SIMONOS PETRA Simonos Petra è un altro dei monasteri che sono alla testa della rinascita athonita.
Si erge su uno sperone di roccia, tra la vetta dell’Athos e il mare, coi terrazzi a vertigine sul precipizio.
Eliseo, l’igúmeno, è appena tornato da un viaggio tra i monasteri di Francia.
Apprezza Solesmes, baluardo del canto gregoriano.
Ma giudica la Chiesa occidentale troppo “prigioniera di un sistema”, troppo “istituzionale”.
L’Athos invece – dice – è spazio degli spiriti liberi, dei grandi carismatici.
All’Athos “il logos si sposa alla praxis”, la parola ai fatti.
“Il monaco deve mostrare che le verità sono realtà.
Vivere il Vangelo in modo perfetto.
Per questo la presenza del monaco è così essenziale per il mondo.
Scriveva san Giovanni Climaco: luce per i monaci sono gli angeli, luce per gli uomini sono i monaci”.

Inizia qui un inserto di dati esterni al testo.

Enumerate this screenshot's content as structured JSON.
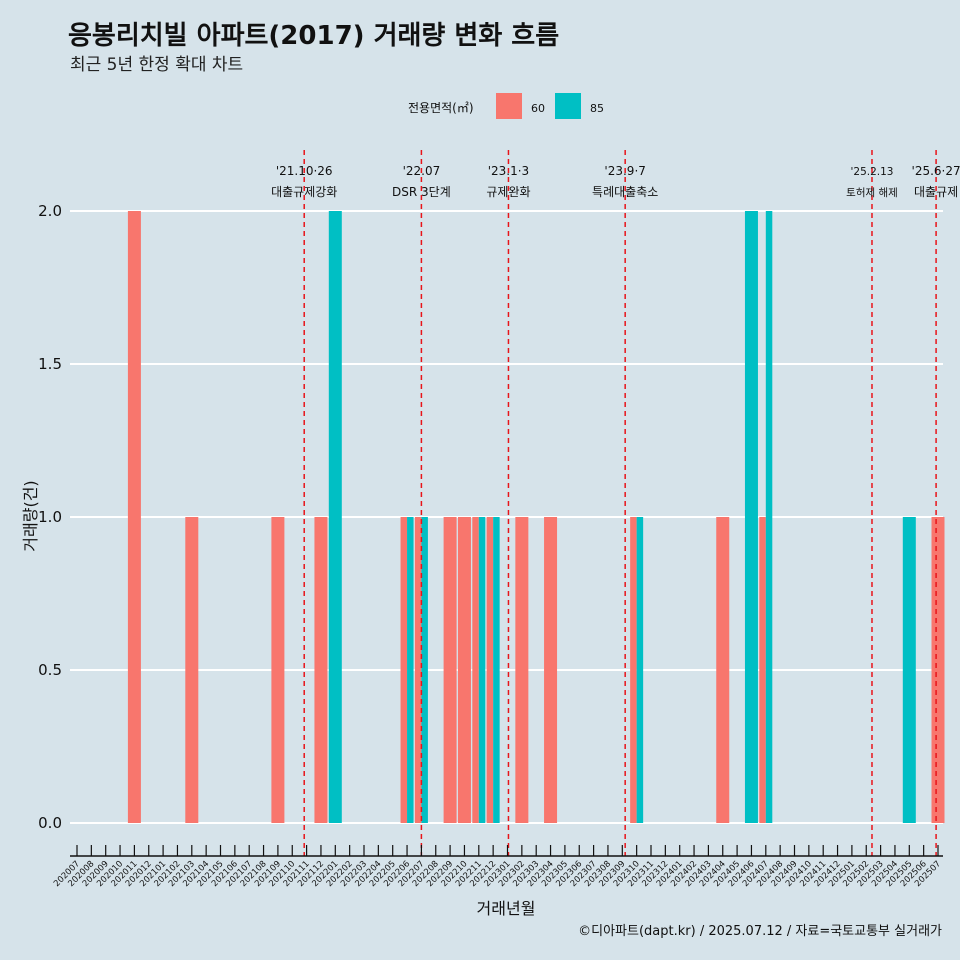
{
  "colors": {
    "background": "#d6e3ea",
    "series_60": "#f8766d",
    "series_85": "#00bfc4",
    "event_line": "#e8141a",
    "grid": "#ffffff"
  },
  "chart_data": {
    "type": "bar",
    "title": "응봉리치빌 아파트(2017) 거래량 변화 흐름",
    "subtitle": "최근 5년 한정 확대 차트",
    "xlabel": "거래년월",
    "ylabel": "거래량(건)",
    "ylim": [
      0,
      2
    ],
    "y_ticks": [
      "0.0",
      "0.5",
      "1.0",
      "1.5",
      "2.0"
    ],
    "grid": "horizontal",
    "legend": {
      "title": "전용면적(㎡)",
      "position": "top",
      "entries": [
        "60",
        "85"
      ]
    },
    "categories": [
      "202007",
      "202008",
      "202009",
      "202010",
      "202011",
      "202012",
      "202101",
      "202102",
      "202103",
      "202104",
      "202105",
      "202106",
      "202107",
      "202108",
      "202109",
      "202110",
      "202111",
      "202112",
      "202201",
      "202202",
      "202203",
      "202204",
      "202205",
      "202206",
      "202207",
      "202208",
      "202209",
      "202210",
      "202211",
      "202212",
      "202301",
      "202302",
      "202303",
      "202304",
      "202305",
      "202306",
      "202307",
      "202308",
      "202309",
      "202310",
      "202311",
      "202312",
      "202401",
      "202402",
      "202403",
      "202404",
      "202405",
      "202406",
      "202407",
      "202408",
      "202409",
      "202410",
      "202411",
      "202412",
      "202501",
      "202502",
      "202503",
      "202504",
      "202505",
      "202506",
      "202507"
    ],
    "series": [
      {
        "name": "60",
        "color": "#f8766d",
        "points": [
          [
            "202011",
            2
          ],
          [
            "202103",
            1
          ],
          [
            "202109",
            1
          ],
          [
            "202112",
            1
          ],
          [
            "202206",
            1
          ],
          [
            "202207",
            1
          ],
          [
            "202209",
            1
          ],
          [
            "202210",
            1
          ],
          [
            "202211",
            1
          ],
          [
            "202212",
            1
          ],
          [
            "202302",
            1
          ],
          [
            "202304",
            1
          ],
          [
            "202310",
            1
          ],
          [
            "202404",
            1
          ],
          [
            "202407",
            1
          ],
          [
            "202507",
            1
          ]
        ]
      },
      {
        "name": "85",
        "color": "#00bfc4",
        "points": [
          [
            "202201",
            2
          ],
          [
            "202206",
            1
          ],
          [
            "202207",
            1
          ],
          [
            "202211",
            1
          ],
          [
            "202212",
            1
          ],
          [
            "202310",
            1
          ],
          [
            "202406",
            2
          ],
          [
            "202407",
            2
          ],
          [
            "202505",
            1
          ]
        ]
      }
    ],
    "events": [
      {
        "date": "2021-10-26",
        "label1": "'21.10·26",
        "label2": "대출규제강화"
      },
      {
        "date": "2022-07-01",
        "label1": "'22.07",
        "label2": "DSR 3단계"
      },
      {
        "date": "2023-01-03",
        "label1": "'23.1·3",
        "label2": "규제완화"
      },
      {
        "date": "2023-09-07",
        "label1": "'23.9·7",
        "label2": "특례대출축소"
      },
      {
        "date": "2025-02-13",
        "label1": "'25.2.13",
        "label2": "토허제 해제",
        "small": true
      },
      {
        "date": "2025-06-27",
        "label1": "'25.6·27",
        "label2": "대출규제"
      }
    ],
    "caption": "©디아파트(dapt.kr) / 2025.07.12 / 자료=국토교통부 실거래가"
  }
}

Simonos Petra fa scuola, anche fuori dei confini dell’Athos.
Ha dato vita a un monastero per monache, un’ottantina, nel cuore della penisola Calcidica.
Un altro ne ha fatto sorgere vicino al confine tra Grecia e Bulgaria.

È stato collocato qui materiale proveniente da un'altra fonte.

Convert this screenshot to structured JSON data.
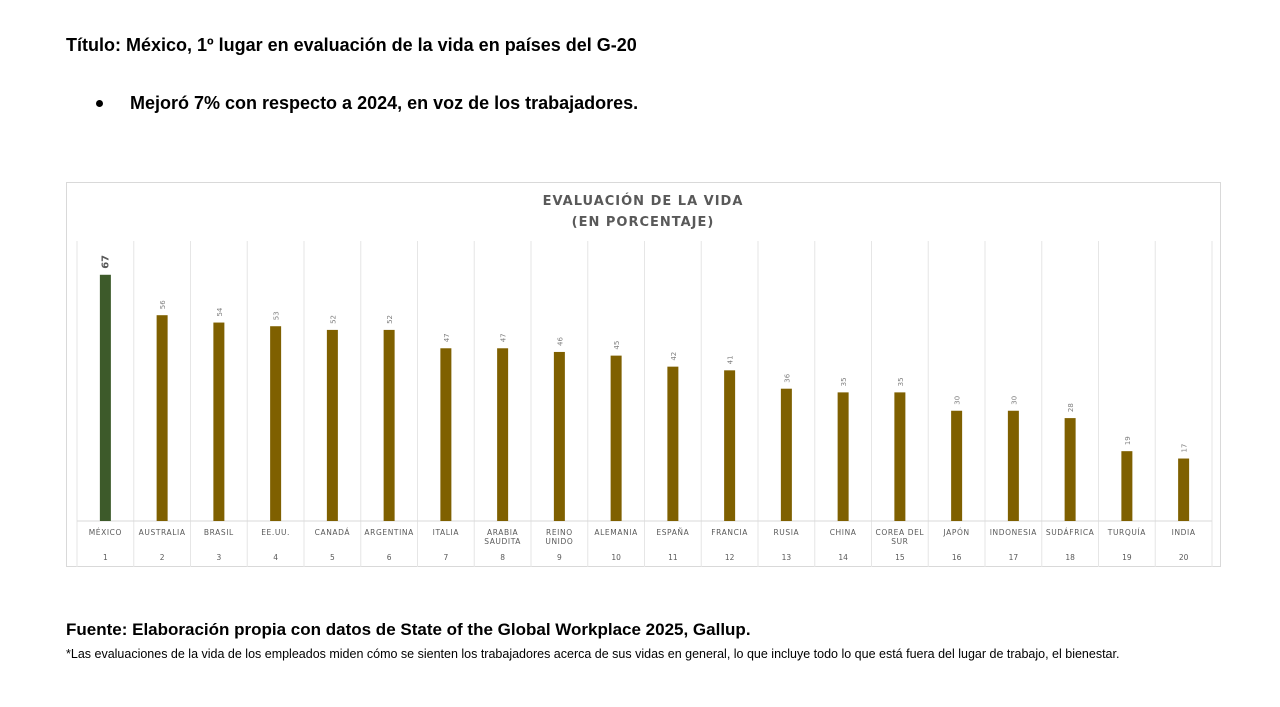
{
  "header": {
    "title": "Título: México, 1º lugar en evaluación de la vida en países del G-20",
    "bullet": "Mejoró 7% con respecto a 2024, en voz de los trabajadores."
  },
  "chart_data": {
    "type": "bar",
    "title": "EVALUACIÓN DE LA VIDA",
    "subtitle": "(EN PORCENTAJE)",
    "categories": [
      "MÉXICO",
      "AUSTRALIA",
      "BRASIL",
      "EE.UU.",
      "CANADÁ",
      "ARGENTINA",
      "ITALIA",
      "ARABIA SAUDITA",
      "REINO UNIDO",
      "ALEMANIA",
      "ESPAÑA",
      "FRANCIA",
      "RUSIA",
      "CHINA",
      "COREA DEL SUR",
      "JAPÓN",
      "INDONESIA",
      "SUDÁFRICA",
      "TURQUÍA",
      "INDIA"
    ],
    "ranks": [
      "1",
      "2",
      "3",
      "4",
      "5",
      "6",
      "7",
      "8",
      "9",
      "10",
      "11",
      "12",
      "13",
      "14",
      "15",
      "16",
      "17",
      "18",
      "19",
      "20"
    ],
    "values": [
      67,
      56,
      54,
      53,
      52,
      52,
      47,
      47,
      46,
      45,
      42,
      41,
      36,
      35,
      35,
      30,
      30,
      28,
      19,
      17
    ],
    "ylim": [
      0,
      80
    ],
    "grid": false,
    "colors": {
      "highlight": "#3d5a2a",
      "default": "#7f6000"
    }
  },
  "footer": {
    "source": "Fuente: Elaboración propia con datos de State of the Global Workplace 2025, Gallup.",
    "note": "*Las evaluaciones de la vida de los empleados miden cómo se sienten los trabajadores acerca de sus vidas en general, lo que incluye todo lo que está fuera del lugar de trabajo, el bienestar."
  }
}
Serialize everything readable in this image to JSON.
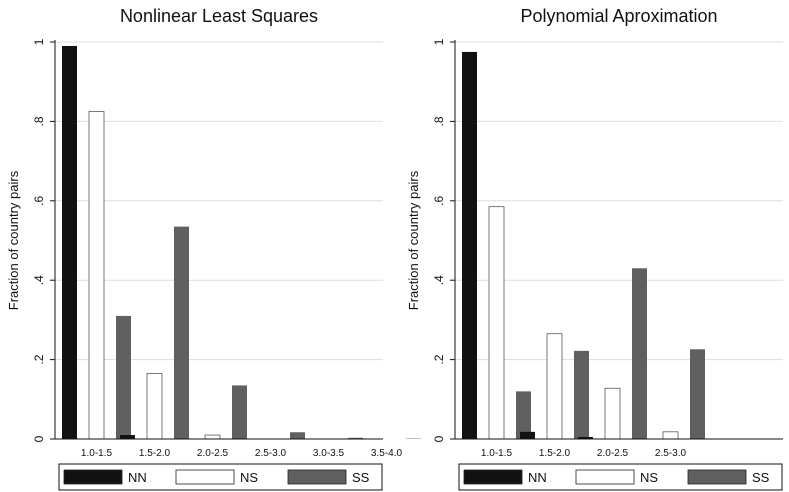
{
  "chart_data": [
    {
      "type": "bar",
      "title": "Nonlinear Least Squares",
      "ylabel": "Fraction of country pairs",
      "xlabel": "",
      "ylim": [
        0,
        1
      ],
      "yticks": [
        0,
        0.2,
        0.4,
        0.6,
        0.8,
        1
      ],
      "ytick_labels": [
        "0",
        ".2",
        ".4",
        ".6",
        ".8",
        "1"
      ],
      "grid": true,
      "categories": [
        "1.0-1.5",
        "1.5-2.0",
        "2.0-2.5",
        "2.5-3.0",
        "3.0-3.5",
        "3.5-4.0"
      ],
      "series": [
        {
          "name": "NN",
          "color": "#111111",
          "values": [
            0.99,
            0.01,
            0.0,
            0.0,
            0.0,
            0.0
          ]
        },
        {
          "name": "NS",
          "color": "#ffffff",
          "values": [
            0.825,
            0.165,
            0.01,
            0.0,
            0.0,
            0.0
          ]
        },
        {
          "name": "SS",
          "color": "#606060",
          "values": [
            0.31,
            0.535,
            0.135,
            0.017,
            0.003,
            0.001
          ]
        }
      ]
    },
    {
      "type": "bar",
      "title": "Polynomial Aproximation",
      "ylabel": "Fraction of country pairs",
      "xlabel": "",
      "ylim": [
        0,
        1
      ],
      "yticks": [
        0,
        0.2,
        0.4,
        0.6,
        0.8,
        1
      ],
      "ytick_labels": [
        "0",
        ".2",
        ".4",
        ".6",
        ".8",
        "1"
      ],
      "grid": true,
      "categories": [
        "1.0-1.5",
        "1.5-2.0",
        "2.0-2.5",
        "2.5-3.0"
      ],
      "series": [
        {
          "name": "NN",
          "color": "#111111",
          "values": [
            0.975,
            0.018,
            0.005,
            0.0
          ]
        },
        {
          "name": "NS",
          "color": "#ffffff",
          "values": [
            0.585,
            0.265,
            0.128,
            0.018
          ]
        },
        {
          "name": "SS",
          "color": "#606060",
          "values": [
            0.12,
            0.222,
            0.43,
            0.226
          ]
        }
      ]
    }
  ]
}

E ha aperto tre altri suoi nuclei monastici persino in Francia.
È un monastero colto, dotato d’una ricca biblioteca.
A notte alta i suoi ottanta monaci, prima della liturgia antelucana, vegliano in cella da tre a cinque ore leggendo e meditando i libri dei Padri.
Athos insonne.
Senza tempo che non sia quello delle sfere angeliche.
Lasciarlo è una dura scossa anche per il visitatore più disincantato.
A Dafne si risale sul traghetto.
Il cadenzato ronfare dei motori vi rimette in pari con gli orologi mondani.
La ragazza greca, la prima, che a Uranúpolis vi serve il caffé, vi viene incontro come un’apparizione.
Con la folgorante bellezza d’una Nike di Samotracia.